Superior 3 lay at their feet, her body whole but hollow. Empty. Killed from the inside by something that had worn her own face moments before.
Nyx looked around the room. At the screens showing the chaos. At the data streaming across every monitor. At the files, the records, the information.
And then they saw her.
On one screen, a single cell. White walls. A single figure in white clothes, lying on the floor, motionless.
Superior 1.
Nyx's eyes narrowed. They moved.
---
The cell door shattered under their touch.
Superior 1 looked up—slowly, painfully, as if the effort cost her everything. She was thinner than Nyx remembered. Weaker. The fire that had once burned in her eyes was nothing but ash.
"Nyx," she whispered. Her voice was a shadow of what it had been.
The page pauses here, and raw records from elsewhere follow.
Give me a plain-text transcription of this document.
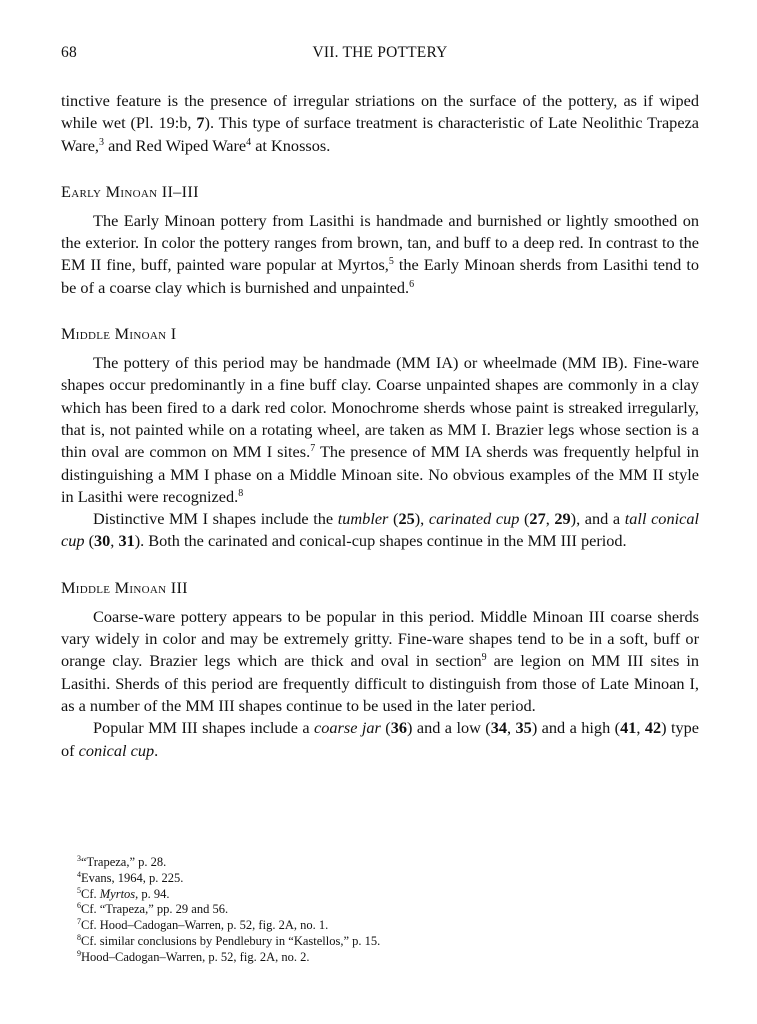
68	VII. THE POTTERY

tinctive feature is the presence of irregular striations on the surface of the pottery, as if wiped while wet (Pl. 19:b, 7). This type of surface treatment is characteristic of Late Neolithic Trapeza Ware,$^3$ and Red Wiped Ware$^4$ at Knossos.

Early Minoan II–III

The Early Minoan pottery from Lasithi is handmade and burnished or lightly smoothed on the exterior. In color the pottery ranges from brown, tan, and buff to a deep red. In contrast to the EM II fine, buff, painted ware popular at Myrtos,$^5$ the Early Minoan sherds from Lasithi tend to be of a coarse clay which is burnished and unpainted.$^6$

Middle Minoan I

The pottery of this period may be handmade (MM IA) or wheelmade (MM IB). Fine-ware shapes occur predominantly in a fine buff clay. Coarse unpainted shapes are commonly in a clay which has been fired to a dark red color. Monochrome sherds whose paint is streaked irregularly, that is, not painted while on a rotating wheel, are taken as MM I. Brazier legs whose section is a thin oval are common on MM I sites.$^7$ The presence of MM IA sherds was frequently helpful in distinguishing a MM I phase on a Middle Minoan site. No obvious examples of the MM II style in Lasithi were recognized.$^8$

Distinctive MM I shapes include the tumbler (25), carinated cup (27, 29), and a tall conical cup (30, 31). Both the carinated and conical-cup shapes continue in the MM III period.

Middle Minoan III

Coarse-ware pottery appears to be popular in this period. Middle Minoan III coarse sherds vary widely in color and may be extremely gritty. Fine-ware shapes tend to be in a soft, buff or orange clay. Brazier legs which are thick and oval in section$^9$ are legion on MM III sites in Lasithi. Sherds of this period are frequently difficult to distinguish from those of Late Minoan I, as a number of the MM III shapes continue to be used in the later period.

Popular MM III shapes include a coarse jar (36) and a low (34, 35) and a high (41, 42) type of conical cup.

$^3$“Trapeza,” p. 28.
$^4$Evans, 1964, p. 225.
$^5$Cf. Myrtos, p. 94.
$^6$Cf. “Trapeza,” pp. 29 and 56.
$^7$Cf. Hood–Cadogan–Warren, p. 52, fig. 2A, no. 1.
$^8$Cf. similar conclusions by Pendlebury in “Kastellos,” p. 15.
$^9$Hood–Cadogan–Warren, p. 52, fig. 2A, no. 2.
Nyx crouched beside her. "You're alive."
"Barely." Superior 1 tried to sit up, failed. "They... they left me here. To rot. To die."
Nyx studied her for a long moment. The woman who had once been their enemy. The woman who had tried to kill them. The woman who had been manipulated, used, discarded.
"We're leaving," Nyx said. "You're coming with us."
Superior 1's eyes widened. "Why?"
Nyx didn't answer. They just lifted her—gently, carefully—and carried her out of the cell.
---
The squad regrouped at the facility's entrance.
Korgath carried the unconscious body of Superior 6 over his shoulder. Stitch dragged Superior 8 by the collar. Jax's lightning had finally faded, leaving Superior 7 twitching on the ground behind him. Lens Oracle's eyes spun slower now, the data-streams quieting.
Nyx emerged from the smoke, Superior 1 in their arms.
"We got one," they said quietly.
Kael appeared from the trees, blood on his armor, a grim satisfaction in his eyes. Behind him, Superior 2 lay motionless in the crater where their fight had ended.
"Good," he said. "Let's move."
They melted into the forest, leaving the burning facility behind. The Architects had lost eight Superiors in a single night. The ones who survived would never forget the name Nightfall.
And somewhere in the darkness, a broken woman in white clothes was carried toward an uncertain future, her old life reduced to ash behind her.